Apparently after the first phase, if your character is evil, you get your chance to turn on your companions instead. And I gladly took the offer. Although I did then reload a quicksave to take off their death magic immunities beforehand to then kill them with a single Wail of the Banshee. The damn paladin still made his saving throw, though, and then almost managed to take me out as well with his Smite Evils. But I got him too after casting few more spells. So satisfying.

Also, the evil ending sequence was much more rewarding than I recall the good one being.

Neverwinter Nights 2 uses the updated, 3.5 edition of Dungeons & Dragons. I suppose it does as good job at implementing them as Neverwinter Nights did to the 3rd edition previously. They also included almost all of the player races and classes found in the 3rd edition Forgotten Realms supplements, giving you a whole lot of options to choose from when creating a character. This time my character was a caster, a wizard(necromancy)/pale master/arcane scholar of Candlekeep/red wizard of Thay.

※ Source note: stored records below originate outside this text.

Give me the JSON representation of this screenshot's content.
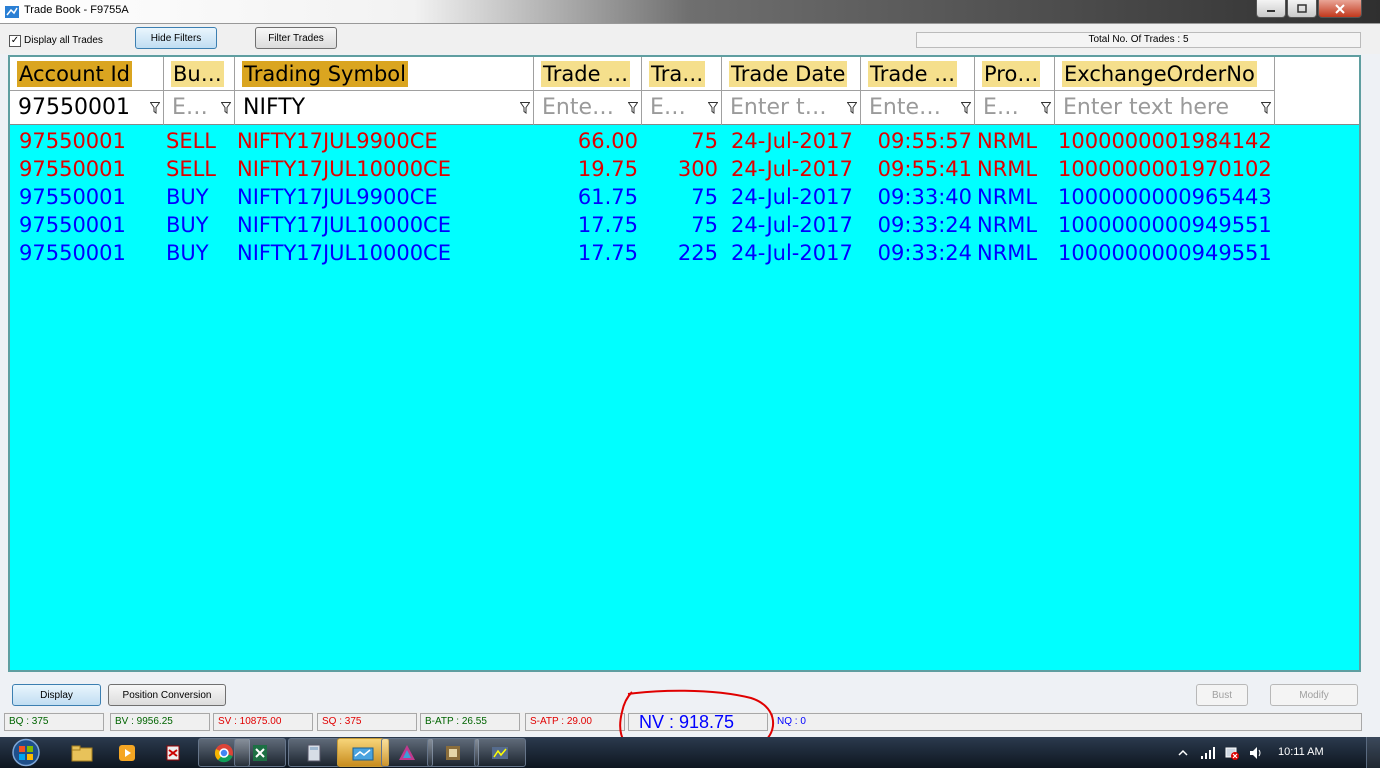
{
  "window": {
    "title": "Trade Book - F9755A"
  },
  "toolbar": {
    "display_all_label": "Display all Trades",
    "display_all_checked": "✓",
    "hide_filters_label": "Hide Filters",
    "filter_trades_label": "Filter Trades",
    "total_label": "Total No. Of Trades : 5"
  },
  "columns": [
    {
      "label": "Account Id"
    },
    {
      "label": "Bu…"
    },
    {
      "label": "Trading Symbol"
    },
    {
      "label": "Trade …"
    },
    {
      "label": "Tra…"
    },
    {
      "label": "Trade Date"
    },
    {
      "label": "Trade …"
    },
    {
      "label": "Pro…"
    },
    {
      "label": "ExchangeOrderNo"
    }
  ],
  "filters": [
    {
      "value": "97550001"
    },
    {
      "placeholder": "E…"
    },
    {
      "value": "NIFTY"
    },
    {
      "placeholder": "Ente…"
    },
    {
      "placeholder": "E…"
    },
    {
      "placeholder": "Enter t…"
    },
    {
      "placeholder": "Ente…"
    },
    {
      "placeholder": "E…"
    },
    {
      "placeholder": "Enter text here"
    }
  ],
  "rows": [
    [
      "97550001",
      "SELL",
      "NIFTY17JUL9900CE",
      "66.00",
      "75",
      "24-Jul-2017",
      "09:55:57",
      "NRML",
      "1000000001984142"
    ],
    [
      "97550001",
      "SELL",
      "NIFTY17JUL10000CE",
      "19.75",
      "300",
      "24-Jul-2017",
      "09:55:41",
      "NRML",
      "1000000001970102"
    ],
    [
      "97550001",
      "BUY",
      "NIFTY17JUL9900CE",
      "61.75",
      "75",
      "24-Jul-2017",
      "09:33:40",
      "NRML",
      "1000000000965443"
    ],
    [
      "97550001",
      "BUY",
      "NIFTY17JUL10000CE",
      "17.75",
      "75",
      "24-Jul-2017",
      "09:33:24",
      "NRML",
      "1000000000949551"
    ],
    [
      "97550001",
      "BUY",
      "NIFTY17JUL10000CE",
      "17.75",
      "225",
      "24-Jul-2017",
      "09:33:24",
      "NRML",
      "1000000000949551"
    ]
  ],
  "buttons": {
    "display": "Display",
    "position_conversion": "Position Conversion",
    "bust": "Bust",
    "modify": "Modify"
  },
  "status": {
    "bq": "BQ : 375",
    "bv": "BV : 9956.25",
    "sv": "SV : 10875.00",
    "sq": "SQ : 375",
    "batp": "B-ATP : 26.55",
    "satp": "S-ATP : 29.00",
    "nv": "NV : 918.75",
    "nq": "NQ : 0"
  },
  "colors": {
    "grid_bg": "#00ffff",
    "sell": "#e00000",
    "buy": "#0000ff",
    "header_highlight": "#f5df8c",
    "annotation": "#e00000"
  },
  "taskbar": {
    "icons": [
      "start-orb",
      "file-explorer",
      "media-player",
      "app-icon",
      "chrome",
      "excel",
      "calculator",
      "folder",
      "app-icon",
      "app-icon",
      "app-icon"
    ],
    "clock": "10:11 AM"
  }
}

I wish Obsidian had taken spells from the Magic of Faerûn book as well. It includes a handful of 3rd edition versions of spells that made Baldur's Gate 2's arcane casters so cool. I mostly favored offensive spells that had no friendly fire, namely Isaac's Missile Storm and death magic. Although, even Fear seems to be able to hit party members in the targeted area, even the caster herself, in fact. Doesn't make much sense, that.

Neverwinter Nights 2 is a mediocre RPG, in my opinion. I think its biggest merit is giving the series better looking graphics and slightly better rules. Otherwise it is not much of an improvement from the original game. I do not feel like playing the 40+ hours campaign again anytime soon. I will, however, import my character into the expansion, Mask of the Betrayer, and continue my adventure there.